Remaining Useful Life Prediction of Lithium-Ion Batteries Using Support Vector Regression Optimized by Artificial Bee Colony

The remaining useful life (RUL) of LIBs is important in the prognostics and health management of battery systems. However, an accurate RUL prediction is difficult to achieve. Using experimental historical data, this article builds a battery degradation model for estimating battery working state and maintaining and replacing equipment in a timely manner to ensure a stable operation. A method for predicting the RUL of LIBs that employs artificial bee colony (ABC) and support vector regression (SVR) is proposed to improve prediction accuracy.

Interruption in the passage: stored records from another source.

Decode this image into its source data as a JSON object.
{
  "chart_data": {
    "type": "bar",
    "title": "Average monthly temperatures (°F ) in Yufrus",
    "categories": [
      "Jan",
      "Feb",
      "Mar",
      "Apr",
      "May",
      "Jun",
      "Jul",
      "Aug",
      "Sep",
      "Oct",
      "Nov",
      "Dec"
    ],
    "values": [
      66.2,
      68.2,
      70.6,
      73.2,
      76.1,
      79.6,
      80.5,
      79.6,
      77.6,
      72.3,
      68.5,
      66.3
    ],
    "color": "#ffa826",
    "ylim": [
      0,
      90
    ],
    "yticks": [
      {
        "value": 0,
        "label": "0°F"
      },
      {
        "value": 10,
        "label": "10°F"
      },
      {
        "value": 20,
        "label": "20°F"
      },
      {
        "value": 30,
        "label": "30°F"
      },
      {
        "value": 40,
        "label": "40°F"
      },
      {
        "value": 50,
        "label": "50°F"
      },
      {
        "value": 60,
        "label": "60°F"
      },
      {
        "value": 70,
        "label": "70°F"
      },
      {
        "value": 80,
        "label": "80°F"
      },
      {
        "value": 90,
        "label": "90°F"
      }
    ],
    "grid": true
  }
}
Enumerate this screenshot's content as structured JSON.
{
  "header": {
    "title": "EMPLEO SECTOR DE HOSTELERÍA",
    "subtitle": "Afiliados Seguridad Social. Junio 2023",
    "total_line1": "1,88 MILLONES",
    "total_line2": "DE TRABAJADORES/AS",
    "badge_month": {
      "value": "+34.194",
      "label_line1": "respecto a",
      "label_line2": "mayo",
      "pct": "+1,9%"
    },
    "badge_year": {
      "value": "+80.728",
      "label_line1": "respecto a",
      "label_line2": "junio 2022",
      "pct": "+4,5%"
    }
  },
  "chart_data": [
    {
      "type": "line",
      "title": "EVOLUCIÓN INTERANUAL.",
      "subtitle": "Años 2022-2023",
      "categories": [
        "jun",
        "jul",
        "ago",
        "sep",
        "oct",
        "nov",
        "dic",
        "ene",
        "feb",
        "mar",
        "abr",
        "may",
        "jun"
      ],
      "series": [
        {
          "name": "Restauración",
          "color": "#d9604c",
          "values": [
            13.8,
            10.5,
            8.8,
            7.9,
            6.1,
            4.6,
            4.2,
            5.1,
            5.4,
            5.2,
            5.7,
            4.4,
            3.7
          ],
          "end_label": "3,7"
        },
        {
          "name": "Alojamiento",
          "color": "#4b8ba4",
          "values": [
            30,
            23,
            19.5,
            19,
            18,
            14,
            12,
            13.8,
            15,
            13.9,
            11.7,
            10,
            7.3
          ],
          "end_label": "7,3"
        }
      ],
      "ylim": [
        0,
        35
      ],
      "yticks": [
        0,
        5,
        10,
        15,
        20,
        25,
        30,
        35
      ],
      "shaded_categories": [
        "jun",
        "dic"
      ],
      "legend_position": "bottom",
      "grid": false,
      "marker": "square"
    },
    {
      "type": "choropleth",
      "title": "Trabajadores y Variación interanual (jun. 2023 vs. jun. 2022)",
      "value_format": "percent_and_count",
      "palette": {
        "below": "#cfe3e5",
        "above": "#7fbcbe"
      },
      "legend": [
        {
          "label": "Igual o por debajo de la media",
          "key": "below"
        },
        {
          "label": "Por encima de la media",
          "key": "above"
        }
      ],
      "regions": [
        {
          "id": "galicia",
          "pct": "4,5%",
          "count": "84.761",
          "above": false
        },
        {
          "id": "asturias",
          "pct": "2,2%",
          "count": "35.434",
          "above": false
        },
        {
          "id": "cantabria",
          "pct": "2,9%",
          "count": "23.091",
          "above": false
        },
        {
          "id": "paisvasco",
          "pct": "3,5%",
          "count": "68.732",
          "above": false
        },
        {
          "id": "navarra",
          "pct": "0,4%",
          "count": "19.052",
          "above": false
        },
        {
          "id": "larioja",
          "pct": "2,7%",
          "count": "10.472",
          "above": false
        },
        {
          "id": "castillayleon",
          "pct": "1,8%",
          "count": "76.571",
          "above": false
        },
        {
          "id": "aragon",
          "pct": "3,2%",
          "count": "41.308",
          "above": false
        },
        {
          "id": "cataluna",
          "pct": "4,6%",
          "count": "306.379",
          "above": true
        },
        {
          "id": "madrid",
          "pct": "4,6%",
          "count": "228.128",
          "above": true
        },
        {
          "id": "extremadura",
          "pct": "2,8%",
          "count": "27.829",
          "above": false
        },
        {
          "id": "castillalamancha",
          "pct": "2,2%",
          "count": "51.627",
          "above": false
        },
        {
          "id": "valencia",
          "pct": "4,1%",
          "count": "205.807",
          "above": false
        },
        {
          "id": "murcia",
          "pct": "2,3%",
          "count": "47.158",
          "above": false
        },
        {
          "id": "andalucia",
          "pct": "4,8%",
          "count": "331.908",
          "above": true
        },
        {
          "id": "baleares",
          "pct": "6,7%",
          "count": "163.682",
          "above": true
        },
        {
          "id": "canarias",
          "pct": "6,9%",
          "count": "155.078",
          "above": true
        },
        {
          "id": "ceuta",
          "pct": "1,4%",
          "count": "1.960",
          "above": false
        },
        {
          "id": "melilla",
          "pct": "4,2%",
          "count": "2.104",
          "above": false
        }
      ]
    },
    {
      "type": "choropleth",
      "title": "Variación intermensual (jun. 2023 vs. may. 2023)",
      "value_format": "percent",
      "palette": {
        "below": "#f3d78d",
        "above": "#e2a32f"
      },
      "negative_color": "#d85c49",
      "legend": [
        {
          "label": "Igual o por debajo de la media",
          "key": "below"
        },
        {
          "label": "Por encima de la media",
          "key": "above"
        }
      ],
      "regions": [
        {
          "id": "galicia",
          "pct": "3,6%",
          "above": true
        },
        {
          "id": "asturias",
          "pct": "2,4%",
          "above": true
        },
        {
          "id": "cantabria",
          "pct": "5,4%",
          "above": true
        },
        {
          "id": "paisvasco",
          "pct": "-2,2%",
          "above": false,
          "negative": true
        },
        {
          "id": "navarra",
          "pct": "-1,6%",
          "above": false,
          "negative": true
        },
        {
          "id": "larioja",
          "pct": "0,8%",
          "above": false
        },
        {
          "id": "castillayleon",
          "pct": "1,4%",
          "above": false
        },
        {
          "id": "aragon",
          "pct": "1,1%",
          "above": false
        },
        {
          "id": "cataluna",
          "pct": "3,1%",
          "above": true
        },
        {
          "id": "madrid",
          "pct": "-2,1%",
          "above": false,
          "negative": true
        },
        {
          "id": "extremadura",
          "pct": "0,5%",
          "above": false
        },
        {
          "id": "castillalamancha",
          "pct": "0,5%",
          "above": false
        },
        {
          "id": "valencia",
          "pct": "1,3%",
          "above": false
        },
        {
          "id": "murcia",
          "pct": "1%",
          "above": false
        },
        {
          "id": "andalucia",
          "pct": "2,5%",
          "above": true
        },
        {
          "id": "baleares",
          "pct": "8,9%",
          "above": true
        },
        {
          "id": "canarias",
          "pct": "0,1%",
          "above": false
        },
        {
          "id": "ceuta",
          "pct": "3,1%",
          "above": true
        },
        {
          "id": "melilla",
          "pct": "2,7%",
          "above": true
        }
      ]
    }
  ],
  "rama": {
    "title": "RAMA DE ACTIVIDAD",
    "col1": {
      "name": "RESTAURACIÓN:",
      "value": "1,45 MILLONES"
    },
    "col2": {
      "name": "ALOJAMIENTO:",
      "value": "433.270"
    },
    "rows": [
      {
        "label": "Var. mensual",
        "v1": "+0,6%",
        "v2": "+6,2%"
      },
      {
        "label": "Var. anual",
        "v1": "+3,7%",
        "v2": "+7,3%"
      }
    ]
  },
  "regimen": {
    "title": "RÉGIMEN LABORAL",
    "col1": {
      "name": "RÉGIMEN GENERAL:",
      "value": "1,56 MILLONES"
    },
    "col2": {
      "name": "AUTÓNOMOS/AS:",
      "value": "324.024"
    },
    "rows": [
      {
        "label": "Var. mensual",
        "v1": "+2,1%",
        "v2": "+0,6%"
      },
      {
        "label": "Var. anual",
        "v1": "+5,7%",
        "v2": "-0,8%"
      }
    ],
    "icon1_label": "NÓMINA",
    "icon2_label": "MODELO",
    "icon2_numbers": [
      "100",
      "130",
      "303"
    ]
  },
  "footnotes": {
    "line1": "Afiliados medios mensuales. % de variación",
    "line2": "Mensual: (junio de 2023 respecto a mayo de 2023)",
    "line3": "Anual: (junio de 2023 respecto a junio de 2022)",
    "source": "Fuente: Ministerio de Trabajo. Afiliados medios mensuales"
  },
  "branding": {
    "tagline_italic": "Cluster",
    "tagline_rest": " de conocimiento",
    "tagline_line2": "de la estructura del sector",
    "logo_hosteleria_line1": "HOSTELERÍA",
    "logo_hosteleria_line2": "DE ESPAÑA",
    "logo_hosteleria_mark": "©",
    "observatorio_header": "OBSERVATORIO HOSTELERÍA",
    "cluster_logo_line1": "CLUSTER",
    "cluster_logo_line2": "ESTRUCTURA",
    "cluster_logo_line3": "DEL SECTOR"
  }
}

SVR can deal with problems such as small samples, nonlinearity, and time-series analysis. However, SVR is problematic when applied to kernel parameter selection. The ABC algorithm is accordingly employed to optimize the SVR kernel parameters. A simulation with experimental data is conducted by utilizing the NASA Ames Prognostics Center of Excellence battery datasets to validate the proposed method. Results show that parameter optimization with the ABC algorithm is better than that with the PSO algorithm. Furthermore, the ABC-SVR method is more accurate than PSO-SVR and other existing methods are. Therefore, the proposed method achieves high prediction accuracy and prediction stability when used to predict the RUL of LIBs.